On managing people’s expectations

“It doesn’t feel all that bad that we didn’t get a more universal praise for the game’s scariness. But it’s taught us a valuable lesson: that one should be very careful in managing people’s expectations. This is a lesson that we thought we knew after A Machine For Pigs (which didn’t turn out to be the game many wanted it to be) but apparently we hadn’t learned enough. Once your studio gets associated with a particular game, it’ll play a huge role in what people expect from upcoming releases. That said, the vast majority of people that had expected another Amnesia ended up enjoying SOMA once they realized the game was different. So I don’t feel it has been a complete failure by any means, but just one of those things that needs more work in the feature.”

On revealing the game too early

“We might have unveiled the game a bit too early.” Yeah, two years from reveal to release is long even for AAA standards. Frictional Games’ initial plan was to keep content rolling out until release. That proved difficult with a game like SOMA. How do you show content without spoiling the game? You can’t. And Frictional Games was not going to do that.

But Frictional Games has an interesting take on if a later reveal would have been better.
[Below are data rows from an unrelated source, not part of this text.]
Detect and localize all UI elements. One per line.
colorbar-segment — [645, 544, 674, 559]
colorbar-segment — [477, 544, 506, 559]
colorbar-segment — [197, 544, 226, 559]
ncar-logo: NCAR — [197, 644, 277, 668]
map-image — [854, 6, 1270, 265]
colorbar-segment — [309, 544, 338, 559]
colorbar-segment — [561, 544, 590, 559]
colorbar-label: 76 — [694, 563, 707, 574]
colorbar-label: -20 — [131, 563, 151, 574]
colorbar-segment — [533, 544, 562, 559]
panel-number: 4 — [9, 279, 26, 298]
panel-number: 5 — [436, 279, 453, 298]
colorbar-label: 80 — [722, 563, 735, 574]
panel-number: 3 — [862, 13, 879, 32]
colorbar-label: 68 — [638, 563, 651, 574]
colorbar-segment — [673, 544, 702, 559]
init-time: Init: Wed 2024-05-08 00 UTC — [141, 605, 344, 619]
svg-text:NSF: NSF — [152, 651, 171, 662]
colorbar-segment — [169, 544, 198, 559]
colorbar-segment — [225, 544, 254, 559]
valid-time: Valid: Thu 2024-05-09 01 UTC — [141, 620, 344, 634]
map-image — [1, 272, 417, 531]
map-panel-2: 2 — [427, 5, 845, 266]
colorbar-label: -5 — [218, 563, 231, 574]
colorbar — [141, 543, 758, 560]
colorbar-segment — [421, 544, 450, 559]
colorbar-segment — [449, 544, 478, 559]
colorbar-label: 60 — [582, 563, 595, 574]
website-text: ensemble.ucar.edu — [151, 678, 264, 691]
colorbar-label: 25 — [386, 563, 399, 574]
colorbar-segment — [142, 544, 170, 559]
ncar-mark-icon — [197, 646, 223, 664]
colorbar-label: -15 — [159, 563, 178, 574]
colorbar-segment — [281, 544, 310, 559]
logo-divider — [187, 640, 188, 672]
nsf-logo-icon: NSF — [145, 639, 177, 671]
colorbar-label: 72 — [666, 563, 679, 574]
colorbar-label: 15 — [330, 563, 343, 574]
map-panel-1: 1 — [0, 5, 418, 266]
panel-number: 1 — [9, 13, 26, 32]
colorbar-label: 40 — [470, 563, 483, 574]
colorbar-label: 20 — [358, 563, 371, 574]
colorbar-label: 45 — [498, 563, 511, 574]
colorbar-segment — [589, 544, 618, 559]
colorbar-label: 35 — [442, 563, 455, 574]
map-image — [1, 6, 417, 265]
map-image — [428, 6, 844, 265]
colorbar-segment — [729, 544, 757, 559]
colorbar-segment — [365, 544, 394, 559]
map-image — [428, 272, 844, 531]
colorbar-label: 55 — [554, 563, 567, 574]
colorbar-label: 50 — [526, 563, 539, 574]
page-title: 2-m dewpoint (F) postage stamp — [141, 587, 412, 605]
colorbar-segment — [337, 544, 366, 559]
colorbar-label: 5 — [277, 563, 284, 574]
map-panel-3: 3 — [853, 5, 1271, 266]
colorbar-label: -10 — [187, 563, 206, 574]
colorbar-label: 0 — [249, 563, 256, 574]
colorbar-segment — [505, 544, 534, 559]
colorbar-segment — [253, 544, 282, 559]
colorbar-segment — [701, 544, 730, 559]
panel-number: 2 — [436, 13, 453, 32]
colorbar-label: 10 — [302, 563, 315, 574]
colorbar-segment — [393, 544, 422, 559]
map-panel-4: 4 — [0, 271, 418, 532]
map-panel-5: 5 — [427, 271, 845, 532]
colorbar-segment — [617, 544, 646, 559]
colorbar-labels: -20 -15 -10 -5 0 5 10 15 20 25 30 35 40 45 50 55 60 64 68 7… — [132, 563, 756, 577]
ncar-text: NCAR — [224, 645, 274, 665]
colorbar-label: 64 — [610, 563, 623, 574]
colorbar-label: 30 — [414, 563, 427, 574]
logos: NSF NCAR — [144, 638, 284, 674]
“A big issue with that is that it would have been very bad for the team morale. It’s quite hard to work on a project in the dark for several years, and there was a very evident boost in spirit once we had let the world know that SOMA was coming. Added to this is that we got a lot of good feedback from press and fan reactions, which helped us shaped not just our PR but the actual game too. This is makes it much more uncertain if a later unveiling really would have been a better move.”

At the end of the day, it’s all about making sure you have a game that people find interesting. Amnesia fans were always going to keep up to date with SOMA, no matter when they decided to reveal it. And it doesn’t look like the early reveal hurt sales at all.